Ein Kommentar von Carsten Witt, stellv. Geschäftsführer des NDAC Anlegerclubs

Deutschland war immer ein Industrieland. Der Automobilbau, der Maschinebau, die chemische Industrie etc. bildeten ein Rückgrat für Jahrzehnte andauerndes Wachstum und Wohlstand im stark vom Mittelstand geprägten Deutschland. Das zog Auslandsinvestitionen nach sich. Deutschland hat stets ausländisches Kapital angezogen, mit oder ohne Subventionen des Staates.

Wenn die Politik sich selbst feiert für ihre kluge Subventionspolitik, dürfte das manchem Unternehmen sauer aufstoßen und dagegen hilft leider kein Kräuterlikör.

Ja, wir haben es geschafft Intel mit hohen Beihilfen nach Deutschland zu locken und auch unser Depotwert TSMC hat Interesse an einer Investition in Dresden gezeigt (natürlich locken hier die gleichen Subventionen).

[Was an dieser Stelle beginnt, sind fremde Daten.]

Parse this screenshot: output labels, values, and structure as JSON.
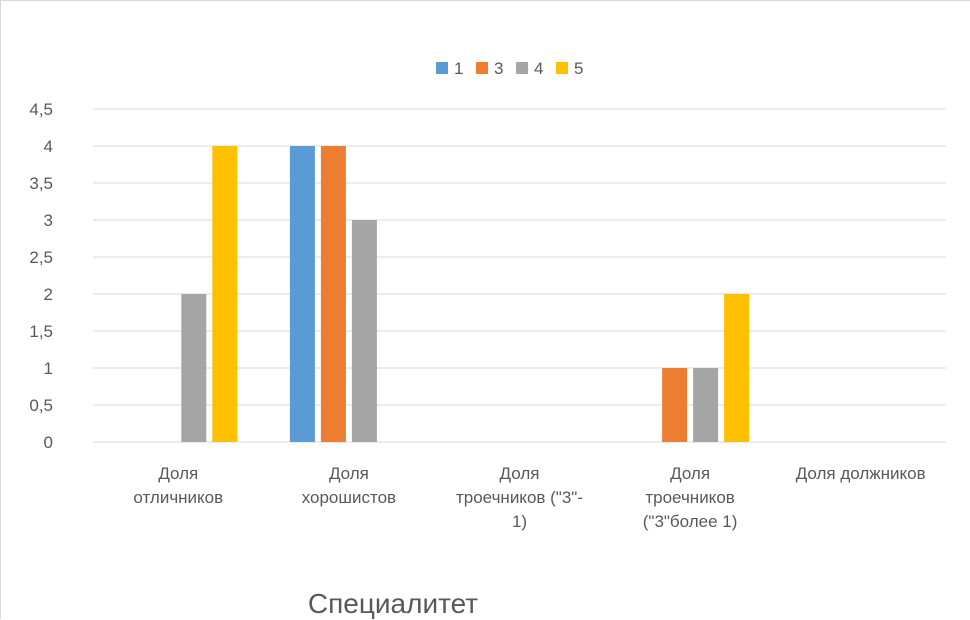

Und vielleicht wird sich auch noch das eine oder andere ausländische Unternehmen mit Geld nach Deutschland locken lassen.
Der Trend geht dennoch in eine andere, uns nicht genehme und damit gefährliche, Richtung.

Im vergangenen Jahr seien rund 132 Milliarden US-Dollar (125 Milliarden Euro) mehr Direktinvestitionen aus Deutschland abgeflossen, als aus dem Ausland in Deutschland investiert wurden. Der Saldo beschreibt also die Differenz zwischen Investitionen deutscher Unternehmen im Ausland und ausländischer Unternehmen in Deutschland. 125 Milliarden Euro stellten „die höchsten Netto-Abflüsse dar, die jemals in Deutschland verzeichnet wurden“, teilte das Institut für Deutsche Wirtschaft (IW) in einer neuen Studie mit.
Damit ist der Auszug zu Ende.